The emergency room at the Indian Health Service run Rosebud Hospital is reopening after being closed for more than seven months.
The head of IHS says this is the first of many improvements for Rosebud and other Great Plains tribal hospitals.
Federal officials shut down the Rosebud Hospital Emergency Room in December following reports of unsanitary conditions and malpractice. Since then, tribal officials say nine people have died in-route to the next nearest hospitals. That distance could be as much as 50 miles away.

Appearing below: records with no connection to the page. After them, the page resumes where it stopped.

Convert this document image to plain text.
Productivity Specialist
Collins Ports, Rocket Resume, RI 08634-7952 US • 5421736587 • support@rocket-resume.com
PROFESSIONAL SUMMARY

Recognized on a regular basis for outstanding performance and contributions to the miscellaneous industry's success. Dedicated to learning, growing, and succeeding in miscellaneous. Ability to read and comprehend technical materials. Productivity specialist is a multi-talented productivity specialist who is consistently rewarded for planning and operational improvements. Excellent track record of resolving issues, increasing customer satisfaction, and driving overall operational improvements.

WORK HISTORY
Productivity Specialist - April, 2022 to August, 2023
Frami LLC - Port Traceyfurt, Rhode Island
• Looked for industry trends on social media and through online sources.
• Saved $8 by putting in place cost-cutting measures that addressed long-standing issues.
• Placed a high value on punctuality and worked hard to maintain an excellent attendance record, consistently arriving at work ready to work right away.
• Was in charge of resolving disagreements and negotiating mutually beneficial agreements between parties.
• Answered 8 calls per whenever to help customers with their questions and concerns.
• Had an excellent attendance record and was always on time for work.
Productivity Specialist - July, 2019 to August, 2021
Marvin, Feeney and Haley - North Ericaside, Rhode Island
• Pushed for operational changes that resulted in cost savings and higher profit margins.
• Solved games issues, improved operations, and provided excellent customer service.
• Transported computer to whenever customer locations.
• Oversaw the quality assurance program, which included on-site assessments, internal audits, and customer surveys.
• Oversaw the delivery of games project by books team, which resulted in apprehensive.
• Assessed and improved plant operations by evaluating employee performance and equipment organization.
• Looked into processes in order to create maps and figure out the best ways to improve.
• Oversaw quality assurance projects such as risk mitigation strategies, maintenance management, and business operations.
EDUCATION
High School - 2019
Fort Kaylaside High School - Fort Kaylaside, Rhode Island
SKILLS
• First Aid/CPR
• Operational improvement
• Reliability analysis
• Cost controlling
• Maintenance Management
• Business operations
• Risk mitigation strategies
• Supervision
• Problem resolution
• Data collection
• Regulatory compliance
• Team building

IHS officials say they are using a temporary surge in funding to provide emergency services at Rosebud Hospital. That money helped Rosebud’s Emergency Room enact certain reforms, which led to the Center for Medicaid and Medicare Services giving the green light to re-open.
Mary Smith is the head of IHS, in Washington, DC.
“We did a lot of work to get there. We have a new management team in place," Smith says. "We did physical construction and we worked on IT issues and the policies. And we were given a clean bill of health from CMS this week to re-open.”
Smith says she’s happy Rosebud is reopening, but not satisfied…
“It was very important to me and all of us at IHS to resume emergency services for the Rosebud community as soon as possible," Smith says. "But, this is not the end of our work at the Rosebud hospital. We remain committed to making systemic and sustainable change at the hospital and we will continue to do so.”
The IHS Great Plains Area serves roughly 130,000 patients in Iowa, Nebraska and the Dakotas.
Smith says IHS is issuing a contract for telemedicine services for the entire Great Plains region. Telemedicine is the diagnosis and treatment of patients through telecommunications technology. She hopes this will make improvements at all rural IHS hospitals.